Complex networks. Following the complex networks theory based approach, it was shown that public transport networks are scale-free small worlds. A model was proposed to describe scaling properties of such networks and their stability with respect to random damages and directed attacts was analized.

In anisotropic and spatially confined systems with competing exchange interactions first non-trivial orders of the 1/N-expansions for correlation critical exponents in m-fold Lifshitz points were obtained. New conclusions about the qualitative behaviour of these exponents with the change of space dimensionality were made. Non-classical surface exponents of an ordinary transition in such systems were calculated. Numerical estimations for the Kasimir amplitudes in three dimensions were made. Surface critical behaviour was studied in semi-confined n-component systems in the presence of cubic anisotropy (m=1) at an ordinary phase transition.
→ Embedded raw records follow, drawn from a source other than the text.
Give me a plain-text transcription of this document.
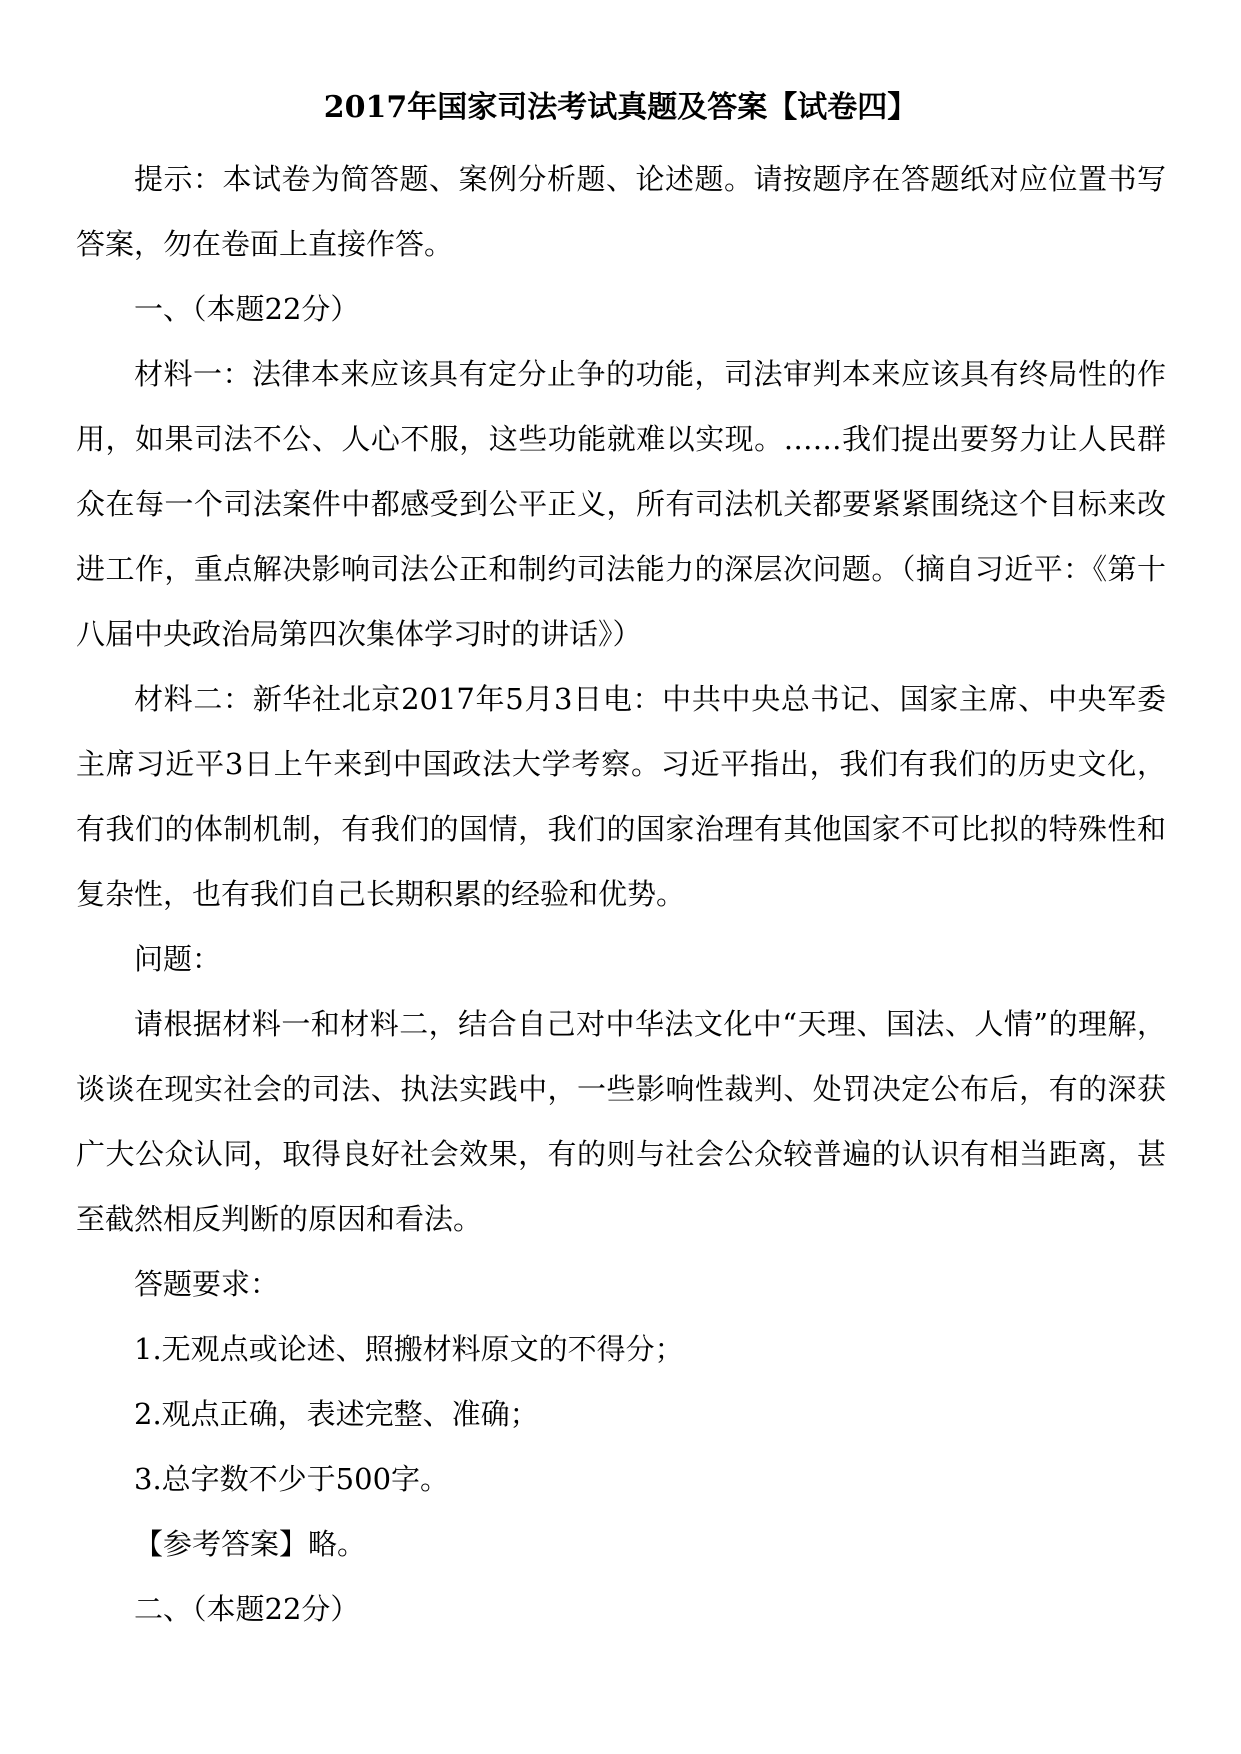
2017年国家司法考试真题及答案【试卷四】

提示：本试卷为简答题、案例分析题、论述题。请按题序在答题纸对应位置书写答案，勿在卷面上直接作答。

一、（本题22分）

材料一：法律本来应该具有定分止争的功能，司法审判本来应该具有终局性的作用，如果司法不公、人心不服，这些功能就难以实现。……我们提出要努力让人民群众在每一个司法案件中都感受到公平正义，所有司法机关都要紧紧围绕这个目标来改进工作，重点解决影响司法公正和制约司法能力的深层次问题。（摘自习近平：《第十八届中央政治局第四次集体学习时的讲话》）

材料二：新华社北京2017年5月3日电：中共中央总书记、国家主席、中央军委主席习近平3日上午来到中国政法大学考察。习近平指出，我们有我们的历史文化，有我们的体制机制，有我们的国情，我们的国家治理有其他国家不可比拟的特殊性和复杂性，也有我们自己长期积累的经验和优势。

问题：

请根据材料一和材料二，结合自己对中华法文化中“天理、国法、人情”的理解，谈谈在现实社会的司法、执法实践中，一些影响性裁判、处罚决定公布后，有的深获广大公众认同，取得良好社会效果，有的则与社会公众较普遍的认识有相当距离，甚至截然相反判断的原因和看法。

答题要求：

1.无观点或论述、照搬材料原文的不得分；

2.观点正确，表述完整、准确；

3.总字数不少于500字。

【参考答案】略。

二、（本题22分）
Thermodynamic and structural characteristics of mixed segneto- and antisegnetoelectric systems were studied. On the basis of an original model in cluster approximation with non-equilibrium distribution of the structure elements that experience ordering, temperature-concentration phase diagrams were obtained. It is proved that segneto- and antisegnetoelectric phases can only exist separately. The threshold values of the component concentration at which the ordered state of each type vanishes — percolation thresholds — are found. The developed theory explains experimentally observed properties of solid mixtures of segnetoelectric systems.